I won’t go so far as to call Paul Morrissey’s Blood for Dracula (1974) high art, but it is a more effective and serious vampire movie than most of the high profile vampire movies of the last fifty years.
It may seem a stretch to label a movie featuring over the top acting, in- your-face comical gore effects, and soft core sex serious, but Blood for Dracula has something that movies like Bram Stoker’s Dracula (1992), Horror of Dracula (1958) and Twilight (2008) all lack: subtext. Additionally, Blood for Dracula deconstructs the sexy vampire stereotype and returns to its creepy, undead origins.

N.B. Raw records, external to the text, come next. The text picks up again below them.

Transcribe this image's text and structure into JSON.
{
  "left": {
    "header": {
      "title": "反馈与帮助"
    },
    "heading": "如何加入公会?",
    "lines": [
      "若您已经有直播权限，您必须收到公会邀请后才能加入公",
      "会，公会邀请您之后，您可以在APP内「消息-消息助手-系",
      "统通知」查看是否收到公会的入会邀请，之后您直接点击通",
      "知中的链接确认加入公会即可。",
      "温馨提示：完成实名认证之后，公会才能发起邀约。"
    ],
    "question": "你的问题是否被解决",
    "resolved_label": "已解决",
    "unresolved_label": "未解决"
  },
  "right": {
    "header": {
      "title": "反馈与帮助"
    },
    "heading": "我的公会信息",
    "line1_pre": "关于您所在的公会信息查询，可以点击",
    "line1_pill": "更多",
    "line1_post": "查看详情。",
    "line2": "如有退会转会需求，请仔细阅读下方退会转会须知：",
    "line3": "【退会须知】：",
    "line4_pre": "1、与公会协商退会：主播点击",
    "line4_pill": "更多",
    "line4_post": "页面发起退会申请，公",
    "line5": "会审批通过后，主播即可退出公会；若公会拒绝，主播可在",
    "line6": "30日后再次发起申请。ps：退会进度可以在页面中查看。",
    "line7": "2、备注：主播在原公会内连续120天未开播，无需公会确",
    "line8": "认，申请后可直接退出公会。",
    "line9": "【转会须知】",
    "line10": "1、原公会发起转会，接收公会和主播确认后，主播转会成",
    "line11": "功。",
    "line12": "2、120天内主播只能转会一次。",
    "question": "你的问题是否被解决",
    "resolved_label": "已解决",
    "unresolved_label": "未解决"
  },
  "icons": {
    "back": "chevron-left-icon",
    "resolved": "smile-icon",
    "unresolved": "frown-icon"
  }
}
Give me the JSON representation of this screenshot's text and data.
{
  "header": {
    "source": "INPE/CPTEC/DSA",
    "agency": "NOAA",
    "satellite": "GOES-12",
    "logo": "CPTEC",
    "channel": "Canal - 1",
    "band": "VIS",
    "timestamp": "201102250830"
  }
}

Did you hate Twilight? Blood for Dracula is the anti-Twilight.
Blood for Dracula was filmed as an improvised afterthought when the 3D camp extravaganza Flesh for Frankenstein was finished under budget and ahead of schedule. Dracula exceeds Frankenstein in every aspect including outrageousness and camp.
Udo Kier’s Dracula is a whiny, effete aristocrat who pukes up gallons of blood every time he drinks the blood of non virgins. Driven from Transylvania by the lack of local virgins, he selects Italy for his new feeding ground, based on the theory that the influence of the Catholic church will keep the Italian girls pure. Unfortunately, he settles in with a noble family whose daughters are being plowed regularly by misplaced Brooklyn mook Joe Dallesandro. It seems likely that the producers of the movie recruited the actresses playing the daughters from the nearest disco by promising them mountains of coke.
Blood for Dracula was not made in 3D, but it hardly matters. The last fifteen minutes is a crazed, blood spurting orgy of wonderful dementia, on top of a movie rich in laugh lines. Along the way, Morrissey manages to deconstruct the glamorous, sexy vampire into a wretched, pitiful creep reduced to licking hymeneal blood off the floor. You can also credibly view the movie as a commentary on the parasitic nature of aristocracy.
It’s sad that a movie made on the spur of the moment and intended for distribution as a midnight movie took more time to reflect on the implications and possibilities of the vampire myth than numerous big-budgeted movies made since then.